The Athenian Mercury – a London-based broadsheet, one-page, two-sided periodical, brainchild of John Dunton, a printer, not a therapist whose main aim was to make money. Walking in a London park one day, it occurred to him that the (male) patrons of London’s fashionable coffee houses might like to gin up their intellectual discussions with questions posed to a panel of experts – just Dunton and his brothers-in-law- and would pay to see the answers. Published and advertised as “Resolving all the most Nice and Curious Questions Proposed by the ingenious of Either Sex”, in 1690s London which included the world’s first personal advice column. Acclaimed American historian and Pulitzer Prize- finalist Mary Beth Norton’s “I Humbly Beg Your Speedy Answer” is a remarkable collection of questions and answers drawn from this ground-breaking publication.
Anonymous readers look for help with their most intimate romantic problems- about courting, picking a spouse, getting married, securing or avoiding parental consent, engaging in premarital sex and extramarital affairs, and much more. Spouses ask how to handle contentious marriages and tense relationships with in-laws.
Who wants advice from a perfect stranger, who will analyse from distance of the impartial scribe, to your intimate challenges.
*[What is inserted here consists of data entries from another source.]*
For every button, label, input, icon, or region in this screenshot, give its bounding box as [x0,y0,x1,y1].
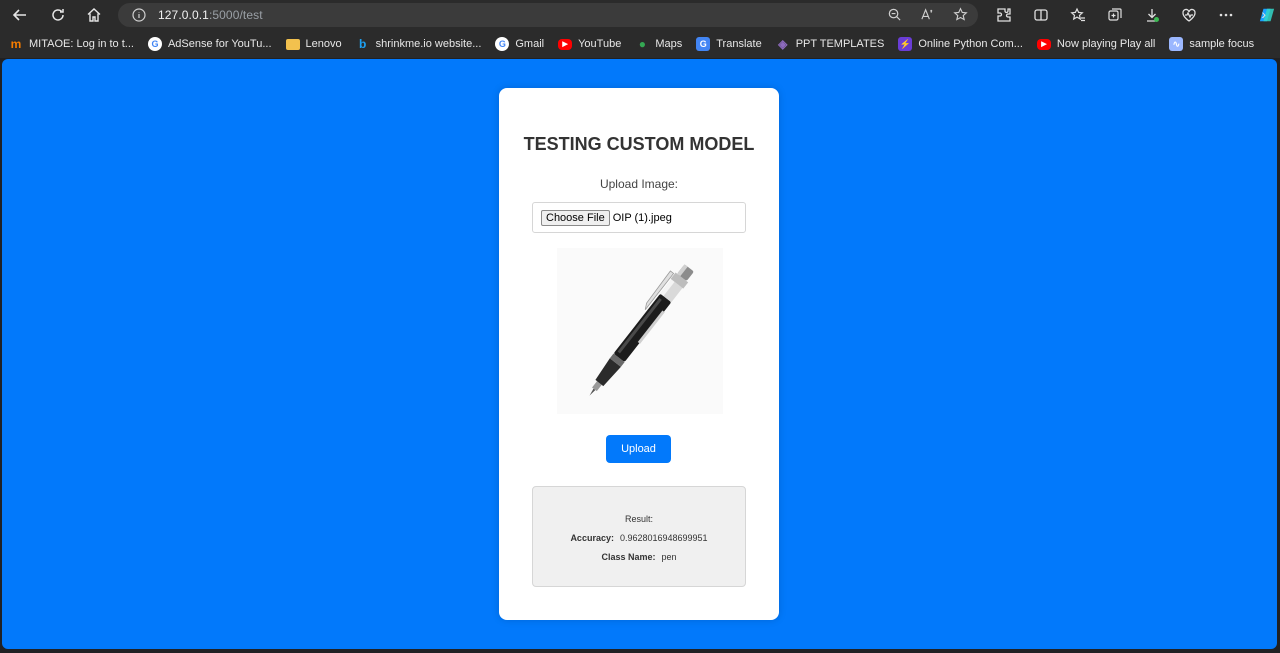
bookmark-item[interactable]: ▶ Now playing Play all [1036,38,1156,50]
bookmark-label: Now playing Play all [1056,38,1156,50]
page-title: TESTING CUSTOM MODEL [523,134,755,154]
pen-image [589,264,694,396]
image-preview [557,248,723,414]
folder-icon [285,38,300,50]
bookmarks-more-icon[interactable]: › [1261,6,1266,22]
python-icon: ⚡ [898,37,913,51]
bookmark-item[interactable]: G Gmail [495,37,544,51]
bookmark-label: sample focus [1189,38,1255,50]
refresh-icon[interactable] [46,3,70,27]
extensions-icon[interactable] [994,5,1013,24]
back-icon[interactable] [8,3,32,27]
selected-file-name: OIP (1).jpeg [612,211,672,224]
bookmark-label: shrinkme.io website... [375,38,482,50]
bookmark-item[interactable]: b shrinkme.io website... [356,37,482,51]
google-icon: G [495,37,510,51]
bookmark-item[interactable]: Lenovo [285,38,342,50]
url-text: 127.0.0.1:5000/test [158,8,263,22]
address-bar[interactable]: 127.0.0.1:5000/test [118,3,978,27]
bookmark-label: Online Python Com... [918,38,1023,50]
more-options-icon[interactable] [1216,5,1235,24]
bookmark-item[interactable]: G Translate [696,37,762,51]
bookmark-label: Maps [655,38,683,50]
favorite-star-icon[interactable] [953,7,968,27]
zoom-icon[interactable] [887,7,902,27]
bookmarks-bar: m MITAOE: Log in to t... G AdSense for YouT… [0,30,1280,58]
maps-icon: ● [638,37,646,51]
accuracy-label: Accuracy: [570,533,614,543]
collections-icon[interactable] [1105,5,1124,24]
class-name-row: Class Name: pen [533,552,745,562]
result-heading: Result: [624,514,653,524]
google-icon: G [147,37,162,51]
youtube-icon: ▶ [558,38,573,50]
bookmark-label: YouTube [578,38,622,50]
accuracy-value: 0.9628016948699951 [619,533,708,543]
class-name-label: Class Name: [601,552,656,562]
bookmark-label: PPT TEMPLATES [795,38,885,50]
copilot-icon[interactable] [1257,5,1276,24]
file-input[interactable]: Choose File OIP (1).jpeg [532,202,746,233]
test-card: TESTING CUSTOM MODEL Upload Image: Choos… [499,88,779,620]
bookmark-label: Lenovo [305,38,342,50]
bookmark-label: Translate [716,38,762,50]
bookmark-item[interactable]: ∿ sample focus [1169,37,1254,51]
browser-toolbar: 127.0.0.1:5000/test [0,0,1280,30]
choose-file-button[interactable]: Choose File [541,209,610,226]
translate-icon: G [696,37,711,51]
accuracy-row: Accuracy: 0.9628016948699951 [533,533,745,543]
bookmark-item[interactable]: ⚡ Online Python Com... [898,37,1023,51]
bookmark-item[interactable]: G AdSense for YouTu... [147,37,272,51]
page-background: TESTING CUSTOM MODEL Upload Image: Choos… [2,59,1277,649]
bookmark-item[interactable]: m MITAOE: Log in to t... [9,37,134,51]
bookmark-label: AdSense for YouTu... [167,38,272,50]
sample-icon: ∿ [1169,37,1184,51]
bookmark-item[interactable]: ● Maps [635,37,683,51]
split-screen-icon[interactable] [1031,5,1050,24]
downloads-icon[interactable] [1142,5,1161,24]
result-panel: Result: Accuracy: 0.9628016948699951 Clas… [532,486,746,587]
bookmark-label: Gmail [515,38,545,50]
browser-essentials-icon[interactable] [1179,5,1198,24]
home-icon[interactable] [82,3,106,27]
bookmark-label: MITAOE: Log in to t... [29,38,134,50]
favorites-icon[interactable] [1068,5,1087,24]
bing-icon: b [358,37,367,51]
bookmark-item[interactable]: ▶ YouTube [558,38,621,50]
upload-button[interactable]: Upload [606,435,671,463]
bookmark-item[interactable]: ◈ PPT TEMPLATES [776,37,885,51]
mitaoe-icon: m [10,37,22,51]
upload-image-label: Upload Image: [599,177,679,191]
read-aloud-icon[interactable] [920,7,935,27]
site-info-icon[interactable] [132,8,146,22]
ppt-icon: ◈ [778,37,788,51]
youtube-icon: ▶ [1036,38,1051,50]
class-name-value: pen [661,552,677,562]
In the Victorian-era mass printing mass literacy, brought the “Problem-page” to publications such as The English Woman’s Domestic Magazine. From the 1950s, America stages Ann Landers (in her second iteration) and Dear Abby, who just happened to be twin sisters, brought their tart reflections to millions of readers, mainly thanks to syndication.
Happy families as described by Leo Tolstoy, it’s not a take that stands up to scrutiny, especially when you start to read the questions and answers from the world’s first personal advice column.
Norton, a scholar of Women’s and gender history, first came across these letters while researching an earlier book on women’s lives in colonial Atlantic world. She has selected questions and answers from the 20 volumes of the Mercury, and focuses solely on queries about “courtship, marriage and sexual behaviour”.
The lonely wonder how to meet a potential partner- or how to spark a warmer relationship with someone they already have an eye on. And both men and women inquire about how to extract themselves from relationships turned sour. Many of these concerns are delightfully strange and surprising, reflection forgotten social and romantic customs and using charmingly unfamiliar language in which, for example, “kissing is a luscious diet, a marriage might provide “much love and moderate conveniences,” and an “amorous disposition can lead to trouble,
Q: Who are the wisest, those that marry for love or for convenience?
“A: They are both fools if they marry for one without the other. Love without the necessary conveniences of life will soon wear thread-bare. Conveniences without love are no better than being chained to a post for the sake of a little meat.”
A self-described old maid writes regarding an offer of matrimony from “a gentleman I like”. Her parents are long dead, but her relations disapprove, “though I don’t know why”. The answer “You owe them no more than the possibility of taking their advice.”
In England, before 1753, there was no legal definitions of marriage, leading to several questions about the significance of contracts and or promises made between lovers.
The Mercury’s last issue appeared in 1697.
Norton’s book is delightful and entertaining, providing a unique, intriguing, and revealing picture of what has- and hasn’t- changed over the past three centuries when it comes to love, sex and relationships.
“I Humbly Beg Your Speedy Answer”: Letters on Love & Marriage from the World’s First Personal Advice Column by Mary Beth Norton, Princeton University Press £20/$24.95, 216 pages.